Frühwarnsysteme sollen helfen, Wettbetrug aufzudecken. Die Ermittlungen der Behörden sind meist zäh. In Österreich wurde ein Verein unter der Führung von Ex-Rapid-Präsident Kaltenbrunner gegründet, der mit "Prävention, Monitoring und härteren Sanktionen" um einen sauberen Fußball kämpft.
 

Schwierig. So beschrieb Vienna-Trainer Alfred Tatar die Vorzeichen für den Start in die Saison 2012/’13. Über die Sommermonate war der Döblinger Kader fast vollständig ausgewechselt worden. Nur Kapitän Ernst Dospel, Dominik Rotter und Mario Kröpfl (der nach seinem Kreuzbandriss erst Ende des Jahres wieder einsteigen wird) erinnerten noch an die durchwachsene Vorsaison.

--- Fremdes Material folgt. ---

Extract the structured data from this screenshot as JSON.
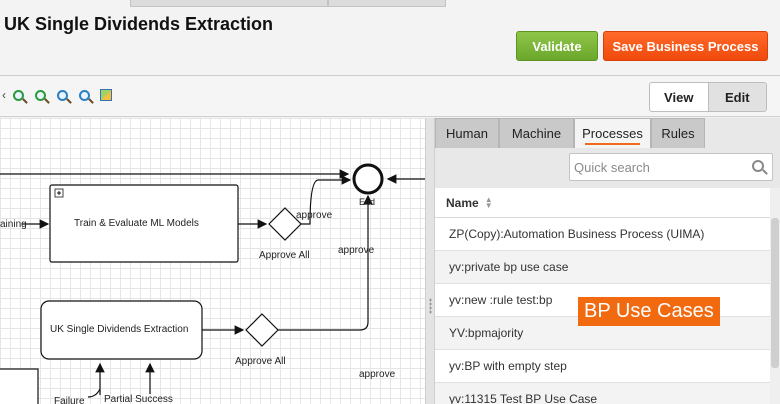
{
  "header": {
    "title": "UK Single Dividends Extraction",
    "validate_label": "Validate",
    "save_label": "Save Business Process"
  },
  "toolbar": {
    "icons": [
      "zoom-in-icon",
      "zoom-out-icon",
      "zoom-fit-icon",
      "zoom-actual-icon",
      "overview-icon"
    ],
    "view_label": "View",
    "edit_label": "Edit"
  },
  "diagram": {
    "end_label": "End",
    "node_train": "Train & Evaluate ML Models",
    "node_uk": "UK Single Dividends Extraction",
    "gateway1_label": "Approve All",
    "gateway2_label": "Approve All",
    "edge_approve_1": "approve",
    "edge_approve_2": "approve",
    "edge_approve_3": "approve",
    "edge_training": "aining",
    "edge_failure": "Failure",
    "edge_partial": "Partial Success",
    "expand_marker": "+"
  },
  "panel": {
    "tabs": [
      {
        "label": "Human"
      },
      {
        "label": "Machine"
      },
      {
        "label": "Processes"
      },
      {
        "label": "Rules"
      }
    ],
    "active_tab": "Processes",
    "search_placeholder": "Quick search",
    "column_name": "Name",
    "rows": [
      "ZP(Copy):Automation Business Process (UIMA)",
      "yv:private bp use case",
      "yv:new :rule test:bp",
      "YV:bpmajority",
      "yv:BP with empty step",
      "yv:11315 Test BP Use Case"
    ]
  },
  "overlay_label": "BP Use Cases",
  "colors": {
    "validate": "#7ab536",
    "save": "#f2581a",
    "tab_underline": "#ef6a1a",
    "overlay": "#f26a10"
  }
}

"Mit Spielern, die nicht die negative Stimmungslage mit sich herumtragen, beginne ich wieder bei null", verkündete Trainer Tatar, der im Herbst nicht nur mit der schlechten Auswärtsbilanz (ein Sieg in zehn Spielen), sondern wieder einmal mit der langen Verletztenliste zu kämpfen hatte ("Im Training sind bestimmte Spielformen einfach nicht möglich, wenn nur acht Spieler da sind").

Vor der Winterpause haben sich die Döblinger gefangen und auf Platz acht festgesetzt. "Das ist nicht die schlechteste Ausgangslage fürs Frühjahr", sagt der neue Sportdirektor Kurt Garger, für den die Suche nach dem fehlenden Offensivgeist während der Winterpause in die nächste Runde gehen wird.

Nicht nur innerhalb der Mannschaft wurde in Wien fleißig gewechselt: Klubmanager Lorenz Kirchschlager verabschiedete sich nach drei Jahren, für ihn übernahm Wolfgang Markytan.

Der Posten des Sportdirektors wurde für Ex-Vienna-Trainer Garger neu geschaffen. Für Tatar ein positives Signal: "Der Verein stellt die sportliche Sache auf neue Beine und ich kann mich endlich wieder auf meine Kernaufgabe konzentrieren."